Steven Sessegnon has been an ever present in the knockout stages for the Under-17s, but he is arguably not even the best footballer among his siblings
Twin brother Ryan is a step further on from Steven. He was a key part of Fulham’s strong finish to the Championship campaign last season, scoring five goals in 25 league games for the Cottagers, and then went on to to be joint top-scorer at the Under-19 Euros in July as England beat Germany to lift the title.
Tottenham reportedly had a £25m bid for him turned down in August.
Oh, and Stephane Sessegnon, the former Sunderland, West Brom and Benin forward, is a cousin.
The teenager who left Pep speechless
Phil Foden’s critical notices have come from lots of different sources, but they all boil down to the same conclusion.
Back in June 2008, Reddish Vulcans – a youth team in Stockport – announced that Foden, then eight, was one of a clutch of players heading off to Manchester City. “Remember the name, balance and a left foot like you can’t believe,” they said of the midfielder.

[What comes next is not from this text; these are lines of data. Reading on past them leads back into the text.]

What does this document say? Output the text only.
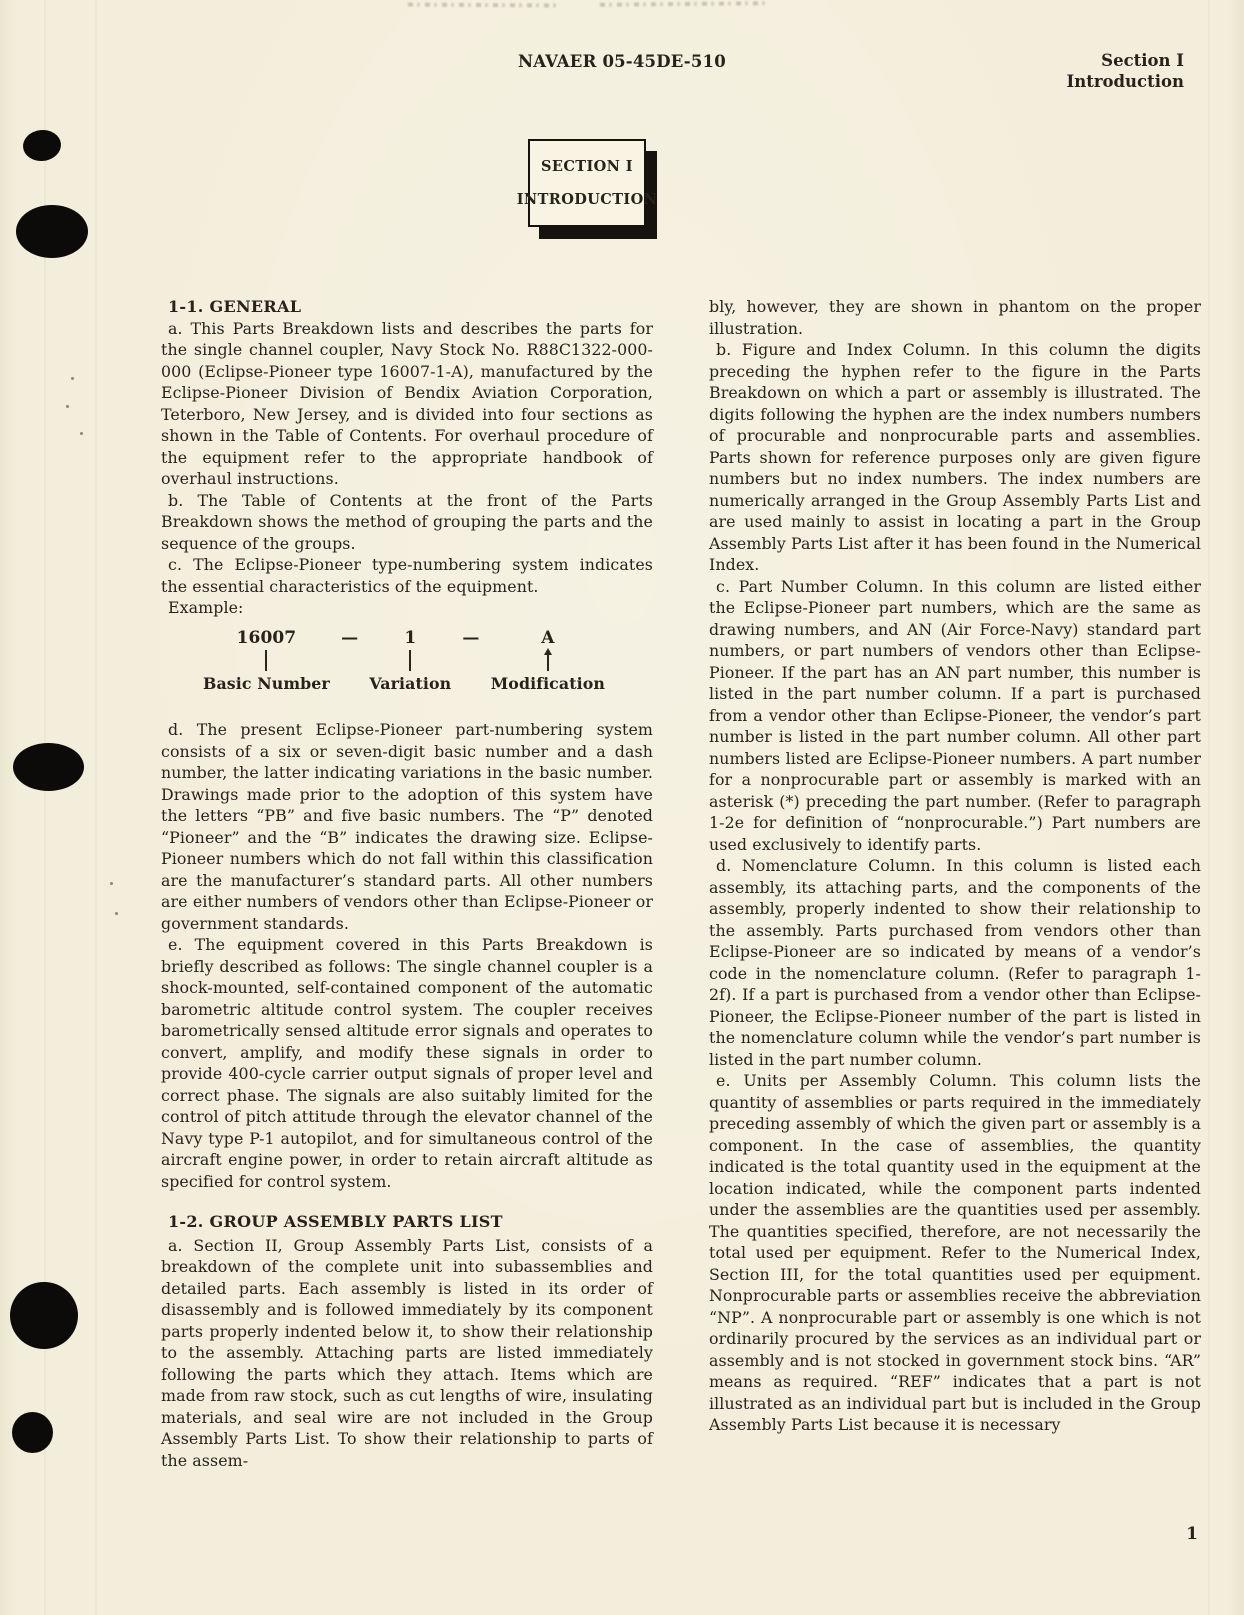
NAVAER 05-45DE-510	Section I
Introduction
SECTION I
INTRODUCTION

1-1. GENERAL

a. This Parts Breakdown lists and describes the parts for the single channel coupler, Navy Stock No. R88C1322-000-000 (Eclipse-Pioneer type 16007-1-A), manufactured by the Eclipse-Pioneer Division of Bendix Aviation Corporation, Teterboro, New Jersey, and is divided into four sections as shown in the Table of Contents. For overhaul procedure of the equipment refer to the appropriate handbook of overhaul instructions.

b. The Table of Contents at the front of the Parts Breakdown shows the method of grouping the parts and the sequence of the groups.

c. The Eclipse-Pioneer type-numbering system indicates the essential characteristics of the equipment.

Example:

16007
Basic Number
—	1
Variation
—	A
Modification

d. The present Eclipse-Pioneer part-numbering system consists of a six or seven-digit basic number and a dash number, the latter indicating variations in the basic number. Drawings made prior to the adoption of this system have the letters “PB” and five basic numbers. The “P” denoted “Pioneer” and the “B” indicates the drawing size. Eclipse-Pioneer numbers which do not fall within this classification are the manufacturer’s standard parts. All other numbers are either numbers of vendors other than Eclipse-Pioneer or government standards.

e. The equipment covered in this Parts Breakdown is briefly described as follows: The single channel coupler is a shock-mounted, self-contained component of the automatic barometric altitude control system. The coupler receives barometrically sensed altitude error signals and operates to convert, amplify, and modify these signals in order to provide 400-cycle carrier output signals of proper level and correct phase. The signals are also suitably limited for the control of pitch attitude through the elevator channel of the Navy type P-1 autopilot, and for simultaneous control of the aircraft engine power, in order to retain aircraft altitude as specified for control system.

1-2. GROUP ASSEMBLY PARTS LIST

a. Section II, Group Assembly Parts List, consists of a breakdown of the complete unit into subassemblies and detailed parts. Each assembly is listed in its order of disassembly and is followed immediately by its component parts properly indented below it, to show their relationship to the assembly. Attaching parts are listed immediately following the parts which they attach. Items which are made from raw stock, such as cut lengths of wire, insulating materials, and seal wire are not included in the Group Assembly Parts List. To show their relationship to parts of the assem-

bly, however, they are shown in phantom on the proper illustration.

b. Figure and Index Column. In this column the digits preceding the hyphen refer to the figure in the Parts Breakdown on which a part or assembly is illustrated. The digits following the hyphen are the index numbers numbers of procurable and nonprocurable parts and assemblies. Parts shown for reference purposes only are given figure numbers but no index numbers. The index numbers are numerically arranged in the Group Assembly Parts List and are used mainly to assist in locating a part in the Group Assembly Parts List after it has been found in the Numerical Index.

c. Part Number Column. In this column are listed either the Eclipse-Pioneer part numbers, which are the same as drawing numbers, and AN (Air Force-Navy) standard part numbers, or part numbers of vendors other than Eclipse-Pioneer. If the part has an AN part number, this number is listed in the part number column. If a part is purchased from a vendor other than Eclipse-Pioneer, the vendor’s part number is listed in the part number column. All other part numbers listed are Eclipse-Pioneer numbers. A part number for a nonprocurable part or assembly is marked with an asterisk (*) preceding the part number. (Refer to paragraph 1-2e for definition of “nonprocurable.”) Part numbers are used exclusively to identify parts.

d. Nomenclature Column. In this column is listed each assembly, its attaching parts, and the components of the assembly, properly indented to show their relationship to the assembly. Parts purchased from vendors other than Eclipse-Pioneer are so indicated by means of a vendor’s code in the nomenclature column. (Refer to paragraph 1-2f). If a part is purchased from a vendor other than Eclipse-Pioneer, the Eclipse-Pioneer number of the part is listed in the nomenclature column while the vendor’s part number is listed in the part number column.

e. Units per Assembly Column. This column lists the quantity of assemblies or parts required in the immediately preceding assembly of which the given part or assembly is a component. In the case of assemblies, the quantity indicated is the total quantity used in the equipment at the location indicated, while the component parts indented under the assemblies are the quantities used per assembly. The quantities specified, therefore, are not necessarily the total used per equipment. Refer to the Numerical Index, Section III, for the total quantities used per equipment. Nonprocurable parts or assemblies receive the abbreviation “NP”. A nonprocurable part or assembly is one which is not ordinarily procured by the services as an individual part or assembly and is not stocked in government stock bins. “AR” means as required. “REF” indicates that a part is not illustrated as an individual part but is included in the Group Assembly Parts List because it is necessary

1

Fast-forward to July 2017 and City’s manager Pep Guardiola issued the same instructions. And only the language barrier was preventing more superlatives.
“It’s a long time since I saw something like this. His performance was another level. I don’t have words – I would like to have the right words to describe what I saw,” he said after Foden turned out for the first team for the first time in City’s pre-season derby against Manchester United in Houston.
“You are the lucky guys who saw the first game, for the first team for Manchester City, of this guy.”
He, along with Brahim Diaz and the since-departed Jadon Sancho, was name-checked by City chairman Khaldoon al-Mubarak as three academy prospects who would challenge for a first-team berth this season.
Josh, Zac and George
George McEachran’s older brother Josh has represented England at every age group from under-16 to under-21, but he never quite delivered on his promise at Chelsea and is now at Championship side Brentford.
But Josh is not the only footballing sibling in the family.
Zac McEachran was, like George and Josh, on Chelsea’s book before being released as an under-14.
He was playing part-time at seventh-tier Banbury last season but signed up for Jamie Vardy’s V9 Academy – in which the Leicester striker searches for fellow non-league prospects who could make it at the top level – in the summer.
He has now stepped up to sixth-tier Oxford City and is continuing the brothers’ three-pronged assault on the heights of professional football.
Coach Steve Cooper’s experience of playing internationally stretches only as far as the qualifying rounds of the Europa League in the early noughties for Bangor.
However, his father Keith worked European Championship qualifiers and three seasons of the Premier League as a top-flight referee.
Steve became one of the youngest coaches to achieve a Uefa Pro licence when he picked up the top qualification at just 27 and, after spells at Wrexham and Liverpool, was appointed England under-16 coach in 2014.